Verona, figlia molestata da straniero. Il padre: «maiale, fuori dall’Italia»

Il profilo Facebook di Marino Masiero, imprenditore veronese, è un fiume in piena. Tutto è cominciato qualche giorno fa quando Masiero stata passeggiando nella via centrale della città a pochi passi dalla figlia e da un’amica. Improvvisamente un tunisino (che si scoprirà poi essere ubriaco e pregiudicato) ha aggredito e molestato la ragazza. «Nella via più bella della città. Le priorità in questo paese sono altre? – si sfoga -. Siamo gestiti da una classe politica inadeguata ed incapace a fare leggi coerenti con le esigenze di una società civile. Un grazie alla Questura di Verona per il pronto intervento e per l’arresto di questo rifiuto umano. Ai nostri politici: ci vediamo in televisione».

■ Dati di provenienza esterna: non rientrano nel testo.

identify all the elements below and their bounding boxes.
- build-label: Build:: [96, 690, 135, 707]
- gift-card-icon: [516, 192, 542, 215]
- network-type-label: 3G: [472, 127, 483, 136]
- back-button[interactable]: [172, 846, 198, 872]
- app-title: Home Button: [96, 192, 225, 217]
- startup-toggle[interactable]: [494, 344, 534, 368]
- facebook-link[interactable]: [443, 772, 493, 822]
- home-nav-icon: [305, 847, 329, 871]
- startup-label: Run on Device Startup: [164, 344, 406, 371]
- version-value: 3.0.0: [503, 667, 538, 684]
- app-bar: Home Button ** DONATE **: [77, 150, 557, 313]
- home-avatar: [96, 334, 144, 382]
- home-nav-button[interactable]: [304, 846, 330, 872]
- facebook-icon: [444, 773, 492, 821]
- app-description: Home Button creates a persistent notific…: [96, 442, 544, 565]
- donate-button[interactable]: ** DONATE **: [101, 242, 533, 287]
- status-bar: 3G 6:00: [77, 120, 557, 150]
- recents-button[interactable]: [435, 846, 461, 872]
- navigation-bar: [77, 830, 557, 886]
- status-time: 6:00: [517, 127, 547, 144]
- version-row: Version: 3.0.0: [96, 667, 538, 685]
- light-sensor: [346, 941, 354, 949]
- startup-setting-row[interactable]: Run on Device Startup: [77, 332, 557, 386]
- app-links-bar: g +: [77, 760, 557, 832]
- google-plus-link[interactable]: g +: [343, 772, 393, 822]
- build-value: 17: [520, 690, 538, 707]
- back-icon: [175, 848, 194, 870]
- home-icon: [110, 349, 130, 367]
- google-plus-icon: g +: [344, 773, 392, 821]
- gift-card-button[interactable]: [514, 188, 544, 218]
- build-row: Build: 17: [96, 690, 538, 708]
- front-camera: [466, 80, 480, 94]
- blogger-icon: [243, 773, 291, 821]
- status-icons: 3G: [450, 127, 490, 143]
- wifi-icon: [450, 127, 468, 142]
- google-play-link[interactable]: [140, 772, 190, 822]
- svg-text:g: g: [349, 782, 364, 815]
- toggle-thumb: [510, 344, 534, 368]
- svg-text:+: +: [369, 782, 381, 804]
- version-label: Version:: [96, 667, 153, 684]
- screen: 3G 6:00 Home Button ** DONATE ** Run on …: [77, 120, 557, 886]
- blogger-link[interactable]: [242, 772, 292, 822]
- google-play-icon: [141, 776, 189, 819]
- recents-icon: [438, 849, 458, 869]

Poco più tardi un altro stato: «stamattina (ieri, ndr) il maiale che ha aggredito e molestato mia figlia viene trasferito in carcere a Montorio. Si sappia che farò di tutto per farlo espellere dall’Italia e che scriverò a Renzi perché si attivino i canali diplomatici per un accordo bilaterale di sconto della pena in Marocco per i reati di spaccio di droga e violenza sulle donne». E poi il racconto dei minuti trascorsi con l’aggressore della figlia cercando di trattenerlo e per consegnarlo nelle mani della giustizia: «ho bloccato il soggetto fino all’arrivo della polizia sopportando le peggiori offese oltre a provocazioni di tutti i tipi, ma ti posso assicurare che trattenermi non è stato facile. Lui cercava la rissa e così oggi sarei io sotto processo. Stanotte mi sono sentito in un paese dove per questi animali vigono le regole della savana. Tra tre giorni questo uscirà dal carcere e potrà tornare a spacciare droga. Nessuna donna deve subire quello che ha subito mia figlia, tantomeno in un posto dove in teoria una ragazza si deve sentire sicura al 100 per cento. Un paese che tollera di fatto cose così gravi è un paese che non ha legislatori che usano il buonsenso. Non servono grandi giuristi per fare dei permessi di soggiorno a punti. Se ti comporti bene rimani, se sei un delinquente no. Fuori dall’Italia gli spacciatori extra comunitari senza se e senza ma! La vera vergogna è mantenere una classe politica di inetti ed incapaci».

Infine l’ultimo post, un’ora fa: «informo gli amici di face che mi ha chiamato Canale 5 e che domani sarò ospite di Cinque Mattina per chiedere al governo Renzi e alla politica italiana una legge di espulsione degli extra comunitari che delinquono. Un permesso di soggiorno a punti ed un accordo bilaterale col Marocco per fare scontare la pena a casa loro a chi viene in Italia a fare ciò che nel loro paese non pensano nemmeno. Ai nostri parlamentari diciamo che la priorità legislativa è la sicurezza e la libertà delle donne a circolare nelle nostre città. Diversamente davvero diventeremo un paese musulmano. Incivile, per le leggi che mancano, lo siamo già abbastanza». Intanto il tunisino comparirà oggi davanti al gip Livia Magri per la convalida dell’arresto. E si aspettano le reazioni di papà Masiero.